Les escaliers du ciel de Hamid Skif

Réduire
X
 
  • Filtre
  • Heure
  • Afficher
Tout nettoyer
nouveaux messages

  • Les escaliers du ciel de Hamid Skif

    Les escaliers du ciel de Hamid Skif

    C’est sur des marches, plus hautes les unes que les autres à chaque fois qu’un pas précis est effectué, que les femmes de Hamid Skif se bousculent chacune, tentant de mettre une empreinte qui les aidera à se hisser vers le ciel. Ces escaliers mènent aussi vers des lieux mythiques qui ont déjà inspirés poètes et romanciers, peintres et miniaturistes, ce sont les terrasses blanches, alourdies de soleil et d’histoires de la Casbah.

    Un microcosme de société féminine y vit avec des espoirs aussi gros que le soleil rond qui chauffe et brûle sans parfois réconforter. Des destins de femmes se croisent, le génie c’est qu’elles ont été inspirées par une série de miniatures, des tableaux qui s’animent, qui s’ouvrent sur des femmes qui ne se masquent pas, ici, et avec leurs défauts et leurs jeux, elle réussissent à nous faire évoluer dans un univers qui parfois est compliqué et complexe à la fois.
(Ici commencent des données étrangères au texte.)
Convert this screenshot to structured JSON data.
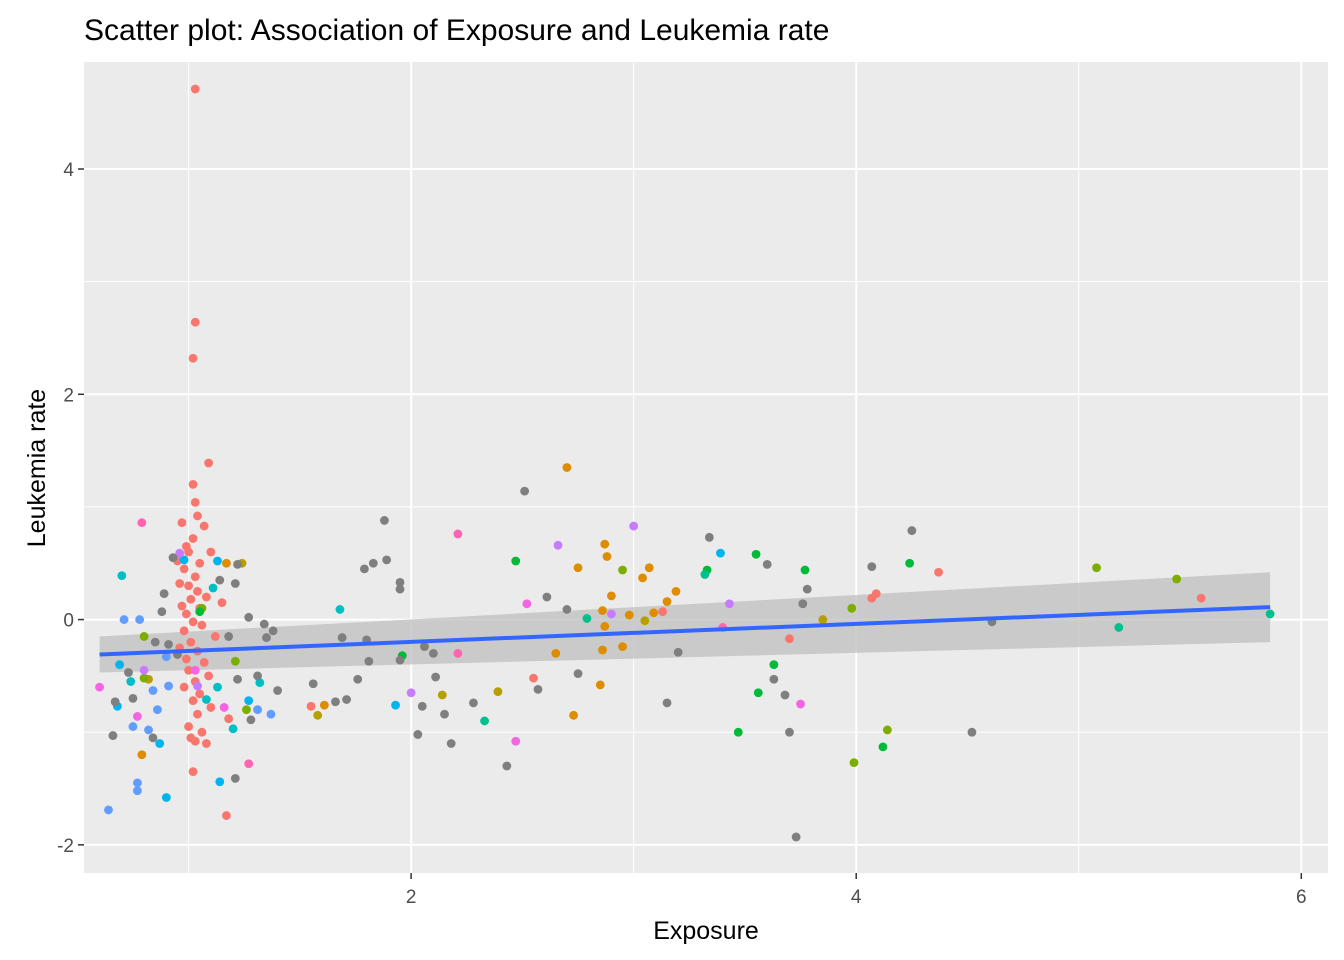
{
  "chart_data": {
    "type": "scatter",
    "title": "Scatter plot: Association of Exposure and Leukemia rate",
    "xlabel": "Exposure",
    "ylabel": "Leukemia rate",
    "xlim": [
      0.53,
      6.12
    ],
    "ylim": [
      -2.25,
      4.95
    ],
    "x_ticks": [
      2,
      4,
      6
    ],
    "y_ticks": [
      -2,
      0,
      2,
      4
    ],
    "x_tick_labels": [
      "2",
      "4",
      "6"
    ],
    "y_tick_labels": [
      "-2",
      "0",
      "2",
      "4"
    ],
    "grid": true,
    "panel_background": "#ebebeb",
    "grid_color": "#ffffff",
    "legend": "none",
    "palette": [
      "#f8766d",
      "#de8c00",
      "#b79f00",
      "#7cae00",
      "#00ba38",
      "#00c08b",
      "#00bfc4",
      "#00b4f0",
      "#619cff",
      "#c77cff",
      "#f564e3",
      "#ff64b0",
      "#7f7f7f"
    ],
    "points": [
      {
        "x": 1.03,
        "y": 4.71,
        "c": 0
      },
      {
        "x": 1.03,
        "y": 2.64,
        "c": 0
      },
      {
        "x": 1.02,
        "y": 2.32,
        "c": 0
      },
      {
        "x": 1.09,
        "y": 1.39,
        "c": 0
      },
      {
        "x": 1.02,
        "y": 1.2,
        "c": 0
      },
      {
        "x": 1.03,
        "y": 1.04,
        "c": 0
      },
      {
        "x": 1.04,
        "y": 0.92,
        "c": 0
      },
      {
        "x": 0.97,
        "y": 0.86,
        "c": 0
      },
      {
        "x": 1.07,
        "y": 0.83,
        "c": 0
      },
      {
        "x": 1.02,
        "y": 0.72,
        "c": 0
      },
      {
        "x": 0.99,
        "y": 0.65,
        "c": 0
      },
      {
        "x": 1.0,
        "y": 0.6,
        "c": 0
      },
      {
        "x": 1.1,
        "y": 0.6,
        "c": 0
      },
      {
        "x": 0.95,
        "y": 0.52,
        "c": 0
      },
      {
        "x": 1.05,
        "y": 0.5,
        "c": 0
      },
      {
        "x": 0.98,
        "y": 0.45,
        "c": 0
      },
      {
        "x": 1.03,
        "y": 0.38,
        "c": 0
      },
      {
        "x": 0.96,
        "y": 0.32,
        "c": 0
      },
      {
        "x": 1.0,
        "y": 0.3,
        "c": 0
      },
      {
        "x": 1.04,
        "y": 0.25,
        "c": 0
      },
      {
        "x": 1.08,
        "y": 0.2,
        "c": 0
      },
      {
        "x": 1.01,
        "y": 0.18,
        "c": 0
      },
      {
        "x": 0.97,
        "y": 0.12,
        "c": 0
      },
      {
        "x": 1.05,
        "y": 0.1,
        "c": 0
      },
      {
        "x": 1.15,
        "y": 0.15,
        "c": 0
      },
      {
        "x": 0.99,
        "y": 0.05,
        "c": 0
      },
      {
        "x": 1.02,
        "y": -0.02,
        "c": 0
      },
      {
        "x": 1.06,
        "y": -0.05,
        "c": 0
      },
      {
        "x": 0.98,
        "y": -0.1,
        "c": 0
      },
      {
        "x": 1.12,
        "y": -0.15,
        "c": 0
      },
      {
        "x": 1.01,
        "y": -0.2,
        "c": 0
      },
      {
        "x": 0.96,
        "y": -0.25,
        "c": 0
      },
      {
        "x": 1.04,
        "y": -0.28,
        "c": 0
      },
      {
        "x": 0.99,
        "y": -0.35,
        "c": 0
      },
      {
        "x": 1.07,
        "y": -0.38,
        "c": 0
      },
      {
        "x": 1.0,
        "y": -0.45,
        "c": 0
      },
      {
        "x": 1.09,
        "y": -0.5,
        "c": 0
      },
      {
        "x": 1.03,
        "y": -0.55,
        "c": 0
      },
      {
        "x": 0.98,
        "y": -0.6,
        "c": 0
      },
      {
        "x": 1.05,
        "y": -0.66,
        "c": 0
      },
      {
        "x": 1.02,
        "y": -0.72,
        "c": 0
      },
      {
        "x": 1.1,
        "y": -0.78,
        "c": 0
      },
      {
        "x": 1.04,
        "y": -0.84,
        "c": 0
      },
      {
        "x": 1.18,
        "y": -0.88,
        "c": 0
      },
      {
        "x": 1.0,
        "y": -0.95,
        "c": 0
      },
      {
        "x": 1.06,
        "y": -1.0,
        "c": 0
      },
      {
        "x": 1.01,
        "y": -1.05,
        "c": 0
      },
      {
        "x": 1.03,
        "y": -1.08,
        "c": 0
      },
      {
        "x": 1.08,
        "y": -1.1,
        "c": 0
      },
      {
        "x": 1.02,
        "y": -1.35,
        "c": 0
      },
      {
        "x": 1.17,
        "y": -1.74,
        "c": 0
      },
      {
        "x": 1.55,
        "y": -0.77,
        "c": 0
      },
      {
        "x": 2.55,
        "y": -0.52,
        "c": 0
      },
      {
        "x": 3.7,
        "y": -0.17,
        "c": 0
      },
      {
        "x": 3.13,
        "y": 0.07,
        "c": 0
      },
      {
        "x": 4.07,
        "y": 0.19,
        "c": 0
      },
      {
        "x": 4.09,
        "y": 0.23,
        "c": 0
      },
      {
        "x": 4.37,
        "y": 0.42,
        "c": 0
      },
      {
        "x": 5.55,
        "y": 0.19,
        "c": 0
      },
      {
        "x": 2.7,
        "y": 1.35,
        "c": 1
      },
      {
        "x": 2.87,
        "y": 0.67,
        "c": 1
      },
      {
        "x": 2.88,
        "y": 0.56,
        "c": 1
      },
      {
        "x": 2.75,
        "y": 0.46,
        "c": 1
      },
      {
        "x": 3.07,
        "y": 0.46,
        "c": 1
      },
      {
        "x": 3.04,
        "y": 0.37,
        "c": 1
      },
      {
        "x": 3.19,
        "y": 0.25,
        "c": 1
      },
      {
        "x": 2.9,
        "y": 0.21,
        "c": 1
      },
      {
        "x": 3.15,
        "y": 0.16,
        "c": 1
      },
      {
        "x": 2.86,
        "y": 0.08,
        "c": 1
      },
      {
        "x": 3.09,
        "y": 0.06,
        "c": 1
      },
      {
        "x": 2.98,
        "y": 0.04,
        "c": 1
      },
      {
        "x": 2.87,
        "y": -0.06,
        "c": 1
      },
      {
        "x": 2.95,
        "y": -0.24,
        "c": 1
      },
      {
        "x": 2.86,
        "y": -0.27,
        "c": 1
      },
      {
        "x": 2.65,
        "y": -0.3,
        "c": 1
      },
      {
        "x": 2.85,
        "y": -0.58,
        "c": 1
      },
      {
        "x": 2.73,
        "y": -0.85,
        "c": 1
      },
      {
        "x": 1.61,
        "y": -0.76,
        "c": 1
      },
      {
        "x": 0.79,
        "y": -1.2,
        "c": 1
      },
      {
        "x": 1.17,
        "y": 0.5,
        "c": 1
      },
      {
        "x": 2.14,
        "y": -0.67,
        "c": 2
      },
      {
        "x": 2.39,
        "y": -0.64,
        "c": 2
      },
      {
        "x": 3.05,
        "y": -0.01,
        "c": 2
      },
      {
        "x": 3.85,
        "y": 0.0,
        "c": 2
      },
      {
        "x": 1.58,
        "y": -0.85,
        "c": 2
      },
      {
        "x": 0.82,
        "y": -0.53,
        "c": 2
      },
      {
        "x": 1.24,
        "y": 0.5,
        "c": 2
      },
      {
        "x": 0.8,
        "y": -0.15,
        "c": 3
      },
      {
        "x": 0.8,
        "y": -0.52,
        "c": 3
      },
      {
        "x": 1.21,
        "y": -0.37,
        "c": 3
      },
      {
        "x": 1.26,
        "y": -0.8,
        "c": 3
      },
      {
        "x": 2.95,
        "y": 0.44,
        "c": 3
      },
      {
        "x": 3.98,
        "y": 0.1,
        "c": 3
      },
      {
        "x": 3.99,
        "y": -1.27,
        "c": 3
      },
      {
        "x": 4.14,
        "y": -0.98,
        "c": 3
      },
      {
        "x": 5.08,
        "y": 0.46,
        "c": 3
      },
      {
        "x": 5.44,
        "y": 0.36,
        "c": 3
      },
      {
        "x": 1.06,
        "y": 0.1,
        "c": 3
      },
      {
        "x": 2.47,
        "y": 0.52,
        "c": 4
      },
      {
        "x": 3.33,
        "y": 0.44,
        "c": 4
      },
      {
        "x": 3.55,
        "y": 0.58,
        "c": 4
      },
      {
        "x": 3.77,
        "y": 0.44,
        "c": 4
      },
      {
        "x": 4.24,
        "y": 0.5,
        "c": 4
      },
      {
        "x": 3.63,
        "y": -0.4,
        "c": 4
      },
      {
        "x": 3.56,
        "y": -0.65,
        "c": 4
      },
      {
        "x": 3.47,
        "y": -1.0,
        "c": 4
      },
      {
        "x": 4.12,
        "y": -1.13,
        "c": 4
      },
      {
        "x": 1.96,
        "y": -0.32,
        "c": 4
      },
      {
        "x": 1.05,
        "y": 0.07,
        "c": 4
      },
      {
        "x": 2.79,
        "y": 0.01,
        "c": 5
      },
      {
        "x": 3.32,
        "y": 0.4,
        "c": 5
      },
      {
        "x": 2.33,
        "y": -0.9,
        "c": 5
      },
      {
        "x": 5.18,
        "y": -0.07,
        "c": 5
      },
      {
        "x": 5.86,
        "y": 0.05,
        "c": 5
      },
      {
        "x": 0.7,
        "y": 0.39,
        "c": 6
      },
      {
        "x": 0.74,
        "y": -0.55,
        "c": 6
      },
      {
        "x": 1.08,
        "y": -0.71,
        "c": 6
      },
      {
        "x": 1.13,
        "y": -0.6,
        "c": 6
      },
      {
        "x": 1.2,
        "y": -0.97,
        "c": 6
      },
      {
        "x": 1.32,
        "y": -0.56,
        "c": 6
      },
      {
        "x": 1.11,
        "y": 0.28,
        "c": 6
      },
      {
        "x": 1.68,
        "y": 0.09,
        "c": 6
      },
      {
        "x": 0.98,
        "y": 0.53,
        "c": 7
      },
      {
        "x": 1.13,
        "y": 0.52,
        "c": 7
      },
      {
        "x": 3.39,
        "y": 0.59,
        "c": 7
      },
      {
        "x": 1.93,
        "y": -0.76,
        "c": 7
      },
      {
        "x": 1.27,
        "y": -0.72,
        "c": 7
      },
      {
        "x": 0.87,
        "y": -1.1,
        "c": 7
      },
      {
        "x": 1.14,
        "y": -1.44,
        "c": 7
      },
      {
        "x": 0.68,
        "y": -0.77,
        "c": 7
      },
      {
        "x": 0.69,
        "y": -0.4,
        "c": 7
      },
      {
        "x": 0.9,
        "y": -1.58,
        "c": 7
      },
      {
        "x": 0.71,
        "y": 0.0,
        "c": 8
      },
      {
        "x": 0.77,
        "y": -1.45,
        "c": 8
      },
      {
        "x": 0.77,
        "y": -1.52,
        "c": 8
      },
      {
        "x": 0.84,
        "y": -0.63,
        "c": 8
      },
      {
        "x": 0.75,
        "y": -0.95,
        "c": 8
      },
      {
        "x": 0.82,
        "y": -0.98,
        "c": 8
      },
      {
        "x": 0.86,
        "y": -0.8,
        "c": 8
      },
      {
        "x": 0.9,
        "y": -0.33,
        "c": 8
      },
      {
        "x": 0.78,
        "y": 0.0,
        "c": 8
      },
      {
        "x": 1.31,
        "y": -0.8,
        "c": 8
      },
      {
        "x": 1.37,
        "y": -0.84,
        "c": 8
      },
      {
        "x": 0.64,
        "y": -1.69,
        "c": 8
      },
      {
        "x": 0.91,
        "y": -0.59,
        "c": 8
      },
      {
        "x": 0.96,
        "y": 0.59,
        "c": 9
      },
      {
        "x": 2.66,
        "y": 0.66,
        "c": 9
      },
      {
        "x": 3.0,
        "y": 0.83,
        "c": 9
      },
      {
        "x": 3.43,
        "y": 0.14,
        "c": 9
      },
      {
        "x": 2.9,
        "y": 0.05,
        "c": 9
      },
      {
        "x": 2.0,
        "y": -0.65,
        "c": 9
      },
      {
        "x": 1.04,
        "y": -0.59,
        "c": 9
      },
      {
        "x": 0.8,
        "y": -0.45,
        "c": 9
      },
      {
        "x": 0.77,
        "y": -0.86,
        "c": 10
      },
      {
        "x": 2.47,
        "y": -1.08,
        "c": 10
      },
      {
        "x": 2.52,
        "y": 0.14,
        "c": 10
      },
      {
        "x": 3.75,
        "y": -0.75,
        "c": 10
      },
      {
        "x": 1.16,
        "y": -0.78,
        "c": 10
      },
      {
        "x": 1.03,
        "y": -0.45,
        "c": 10
      },
      {
        "x": 0.6,
        "y": -0.6,
        "c": 10
      },
      {
        "x": 0.79,
        "y": 0.86,
        "c": 11
      },
      {
        "x": 2.21,
        "y": 0.76,
        "c": 11
      },
      {
        "x": 2.21,
        "y": -0.3,
        "c": 11
      },
      {
        "x": 1.27,
        "y": -1.28,
        "c": 11
      },
      {
        "x": 3.4,
        "y": -0.07,
        "c": 11
      },
      {
        "x": 1.88,
        "y": 0.88,
        "c": 12
      },
      {
        "x": 1.89,
        "y": 0.53,
        "c": 12
      },
      {
        "x": 1.95,
        "y": 0.33,
        "c": 12
      },
      {
        "x": 1.95,
        "y": 0.27,
        "c": 12
      },
      {
        "x": 1.83,
        "y": 0.5,
        "c": 12
      },
      {
        "x": 1.79,
        "y": 0.45,
        "c": 12
      },
      {
        "x": 2.51,
        "y": 1.14,
        "c": 12
      },
      {
        "x": 2.61,
        "y": 0.2,
        "c": 12
      },
      {
        "x": 2.7,
        "y": 0.09,
        "c": 12
      },
      {
        "x": 3.34,
        "y": 0.73,
        "c": 12
      },
      {
        "x": 3.6,
        "y": 0.49,
        "c": 12
      },
      {
        "x": 4.07,
        "y": 0.47,
        "c": 12
      },
      {
        "x": 4.25,
        "y": 0.79,
        "c": 12
      },
      {
        "x": 3.78,
        "y": 0.27,
        "c": 12
      },
      {
        "x": 3.76,
        "y": 0.14,
        "c": 12
      },
      {
        "x": 4.61,
        "y": -0.02,
        "c": 12
      },
      {
        "x": 3.2,
        "y": -0.29,
        "c": 12
      },
      {
        "x": 2.75,
        "y": -0.48,
        "c": 12
      },
      {
        "x": 3.63,
        "y": -0.53,
        "c": 12
      },
      {
        "x": 3.68,
        "y": -0.67,
        "c": 12
      },
      {
        "x": 3.7,
        "y": -1.0,
        "c": 12
      },
      {
        "x": 3.73,
        "y": -1.93,
        "c": 12
      },
      {
        "x": 4.52,
        "y": -1.0,
        "c": 12
      },
      {
        "x": 3.15,
        "y": -0.74,
        "c": 12
      },
      {
        "x": 2.43,
        "y": -1.3,
        "c": 12
      },
      {
        "x": 2.57,
        "y": -0.62,
        "c": 12
      },
      {
        "x": 2.18,
        "y": -1.1,
        "c": 12
      },
      {
        "x": 2.28,
        "y": -0.74,
        "c": 12
      },
      {
        "x": 2.03,
        "y": -1.02,
        "c": 12
      },
      {
        "x": 2.05,
        "y": -0.77,
        "c": 12
      },
      {
        "x": 2.11,
        "y": -0.51,
        "c": 12
      },
      {
        "x": 2.15,
        "y": -0.84,
        "c": 12
      },
      {
        "x": 2.1,
        "y": -0.3,
        "c": 12
      },
      {
        "x": 2.06,
        "y": -0.24,
        "c": 12
      },
      {
        "x": 1.95,
        "y": -0.36,
        "c": 12
      },
      {
        "x": 1.81,
        "y": -0.37,
        "c": 12
      },
      {
        "x": 1.76,
        "y": -0.53,
        "c": 12
      },
      {
        "x": 1.71,
        "y": -0.71,
        "c": 12
      },
      {
        "x": 1.66,
        "y": -0.73,
        "c": 12
      },
      {
        "x": 1.69,
        "y": -0.16,
        "c": 12
      },
      {
        "x": 1.8,
        "y": -0.18,
        "c": 12
      },
      {
        "x": 1.56,
        "y": -0.57,
        "c": 12
      },
      {
        "x": 1.4,
        "y": -0.63,
        "c": 12
      },
      {
        "x": 1.38,
        "y": -0.1,
        "c": 12
      },
      {
        "x": 1.34,
        "y": -0.04,
        "c": 12
      },
      {
        "x": 1.35,
        "y": -0.16,
        "c": 12
      },
      {
        "x": 1.27,
        "y": 0.02,
        "c": 12
      },
      {
        "x": 1.22,
        "y": 0.49,
        "c": 12
      },
      {
        "x": 1.21,
        "y": 0.32,
        "c": 12
      },
      {
        "x": 1.14,
        "y": 0.35,
        "c": 12
      },
      {
        "x": 1.18,
        "y": -0.15,
        "c": 12
      },
      {
        "x": 1.22,
        "y": -0.53,
        "c": 12
      },
      {
        "x": 1.21,
        "y": -1.41,
        "c": 12
      },
      {
        "x": 1.28,
        "y": -0.89,
        "c": 12
      },
      {
        "x": 1.31,
        "y": -0.5,
        "c": 12
      },
      {
        "x": 0.88,
        "y": 0.07,
        "c": 12
      },
      {
        "x": 0.89,
        "y": 0.23,
        "c": 12
      },
      {
        "x": 0.93,
        "y": 0.55,
        "c": 12
      },
      {
        "x": 0.85,
        "y": -0.2,
        "c": 12
      },
      {
        "x": 0.75,
        "y": -0.7,
        "c": 12
      },
      {
        "x": 0.66,
        "y": -1.03,
        "c": 12
      },
      {
        "x": 0.67,
        "y": -0.73,
        "c": 12
      },
      {
        "x": 0.73,
        "y": -0.47,
        "c": 12
      },
      {
        "x": 0.84,
        "y": -1.05,
        "c": 12
      },
      {
        "x": 0.91,
        "y": -0.22,
        "c": 12
      },
      {
        "x": 0.95,
        "y": -0.31,
        "c": 12
      }
    ],
    "fit": {
      "type": "line",
      "color": "#3366ff",
      "x": [
        0.6,
        5.86
      ],
      "y": [
        -0.31,
        0.11
      ],
      "ci_lower": [
        -0.47,
        -0.2
      ],
      "ci_upper": [
        -0.15,
        0.42
      ],
      "ci_color": "#bfbfbf"
    }
  }
}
    La révolte de l’une, Abla, enfant farfelue qui se bat contre un monstre imaginaire, un jeu calqué sur des chevaliers forts et des princesses capricieuses ou le mutisme de l’autre, Rabéa, devenue veuve trop tôt et qui se cache dans cet état pour continuer à vivre, ou les médisances de Dawia ou l’attente de Roukia qui se définit ellemême par la fille qui attend, qui attend quoi, pardi le mariage, l’unique solution pour elle pour arrêter de faire les gâteaux pour les autres, rouler le couscous pour les autres, laver les peaux de mouton les lendemains des Aïds pour les autres. C’est la dure réalité des femmes analphabètes, cloîtrées non pas par une quelconque violence conjugale mais par une condition miséreuse qui les rend parfois aigries parfois amères.

    Hamid Skif en «voyeur» avisé est un sacré «homme», être si observateur mais qui connaît si bien ce que pensent, disent, rêvent et haïssent les femmes. User de leurs langages, c’est un sacré exploit. Oui, lorsqu’il nous entraîne dans les sillages de Shahrazade qui n’a d’autres rêves que lire et «courir» les bouquins, ou bien nous faire croiser les pas de la rêveuse, qui se trouve en chacune de nous. «Je suis ta fille, revenue des siècles de lumière, habillée de voiles tissés de palabres», nous voilà conquis par une écriture avant tout exposante, elle dévoile l’âme féminine mais poétique et sensible qui permet d’apréhender au mieux l’objectivité.

    Biographie

    Installé en 1997 à Hambourg en «transit temporaire», selon ses mots, animant des lectures et des conférences en Allemagne, Autriche et France, Hamid Skif, de son vrai nom Mohamed Benmebkhout, est né en 1951 dans une famille de commerçants originaires de Bou-Saâda, appartenant à la tribu des Houhi dont était issu l’écrivain Réda Houhou.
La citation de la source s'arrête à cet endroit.